Samsung tackles safe driving with gamification reward app

By Rosie Baker | 12 March 2014

Samsung believes brands have a responsibility to the communities they operate in. Putting its money where its mouth is, the tech brand has invested in a mobile phone app designed to tempt young drivers with rewards and incentives in return for safe driving.

The brand is working in partnership with local organisations, NSW Police, the NSW Centre for Road Safety and the University of Newcastle to roll out a pilot scheme to reduce road deaths and increase driver safety in the Newcastle area.

During driving, the Samsung S:Drive app cuts out the phone's signal so that drivers aren't distracted by calls or texts when behind the wheel. It uses the phone's GPS to track the speed and distance travelled to gauge how safely the driver is driving. The more safe kilometres users dive, the more and better rewards they receive.

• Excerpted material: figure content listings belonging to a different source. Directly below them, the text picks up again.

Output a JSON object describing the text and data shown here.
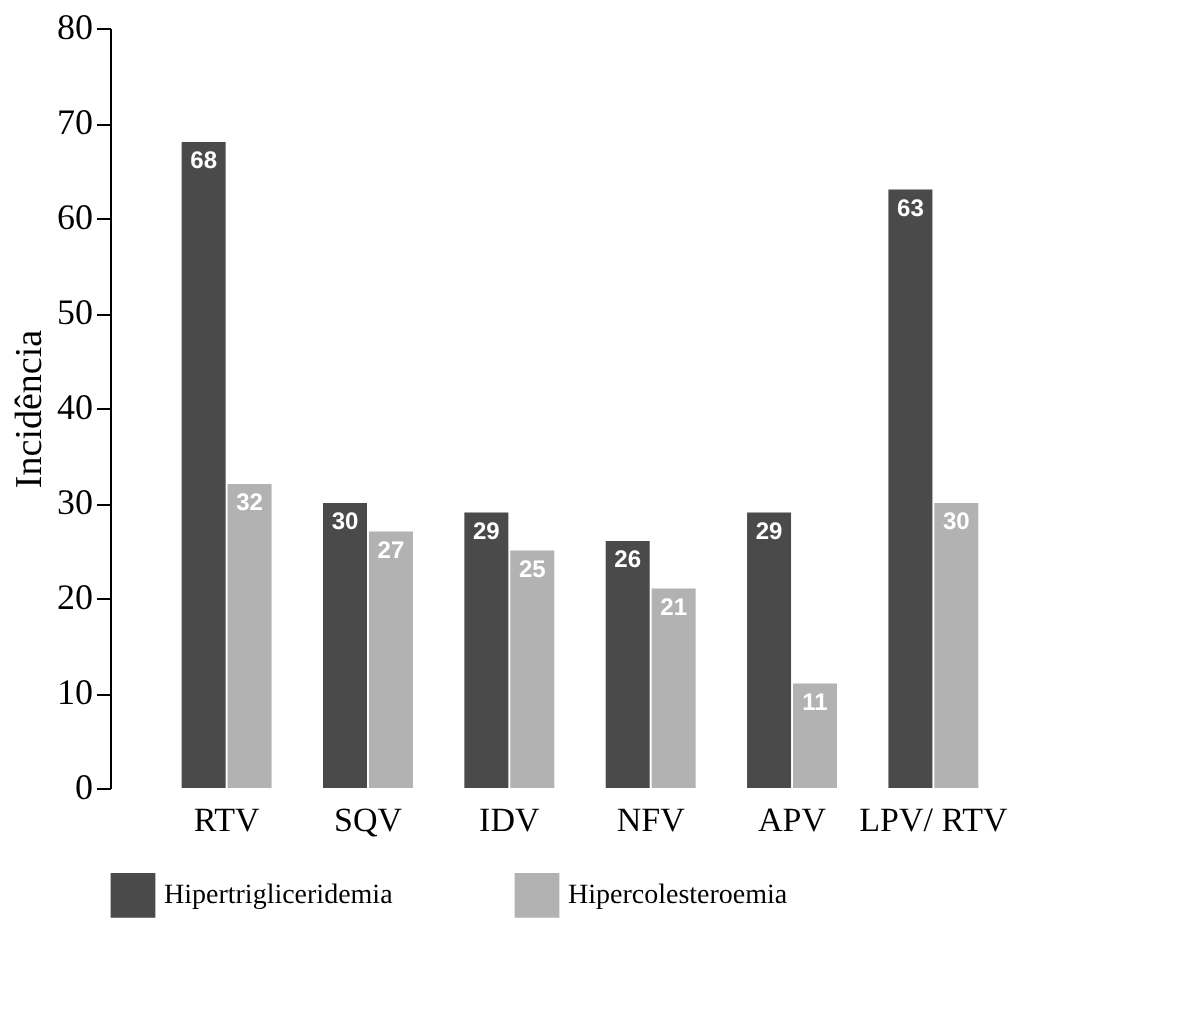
{
  "chart_data": {
    "type": "bar",
    "ylabel": "Incidência",
    "categories": [
      "RTV",
      "SQV",
      "IDV",
      "NFV",
      "APV",
      "LPV/ RTV"
    ],
    "series": [
      {
        "name": "Hipertrigliceridemia",
        "color": "#4a4a4a",
        "values": [
          68,
          30,
          29,
          26,
          29,
          63
        ]
      },
      {
        "name": "Hipercolesteroemia",
        "color": "#b2b2b2",
        "values": [
          32,
          27,
          25,
          21,
          11,
          30
        ]
      }
    ],
    "ylim": [
      0,
      80
    ],
    "yticks": [
      0,
      10,
      20,
      30,
      40,
      50,
      60,
      70,
      80
    ],
    "data_labels": true,
    "grid": false,
    "legend": "bottom"
  }
}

Arno Lenior, Samsung marketing director, said the scheme is “inherently social” and allows groups of friends to team up to create Drive Teams and accumulate points together to earn better rewards.

The tech brand says the gamification initiative is part of its global efforts to find ways to use its technology to give something back to communities. It wants to go beyond providing technology and have a positive impact on society.

“It's a terrific piece of technology, using our mobile technology and NFC and it's using that technology for the right purpose. Young drivers are consistently told what not to do and it's a negative place to start,” Lenior told AdNews.

“By using rewards and gamification it's a positive way of approaching the problem. We think it's going to be particularly successful and drive positive behaviour change by rewarding them for doing the right thing.”

Samsung will work closely with stakeholders over the course of the 17-week pilot to understand what worked and didn’t work in the trial and analyse the data. The brand hopes to roll the scheme out nationally across Australia and potentially globally.

Lenior believes that all brands have a responsibility to tackle social issues and can have more impact on encouraging positive behaviour change by working with non-corporate organisations than by going it alone.

“It's just the modern way. There's a role for brands to play. If brands go it alone without the proper stakeholders and authorities, it probably won't work but in terms of collaboration like this, all of the parties were open to seeing what we could bring to the table and so together it's a much stronger story,” he said.

To recruit eligible drivers Samsung rolled out advertising, PR, experiential and social media activity targeting young people in Newcastle. A week after launching, Samsung has reached over half its target audience of 2,500 young drivers and is ahead its expectations.

Samsung is leveraging its other commercial partnerships, such as its sponsorship of the Qantas Wallabies and the Olympics to bolster the rewards offering. Drivers can earn tickets to Rugby games, vouchers from Event Cinemas, Ezyflicks, JB HiFi, and Rebel Sports, Samsung gadgets, subscriptions to Samsung Music hub and Caltex fuel coupons, festival tickets and snow weekends in New Zealand.

Samsung S:Drive is available on a limited range of Galaxy devices but could extend to more as the trial rolls out.

Samsung worked with Leo Burnett to develop the app. It also worked with Edelman, Starcom and Traffik on the project.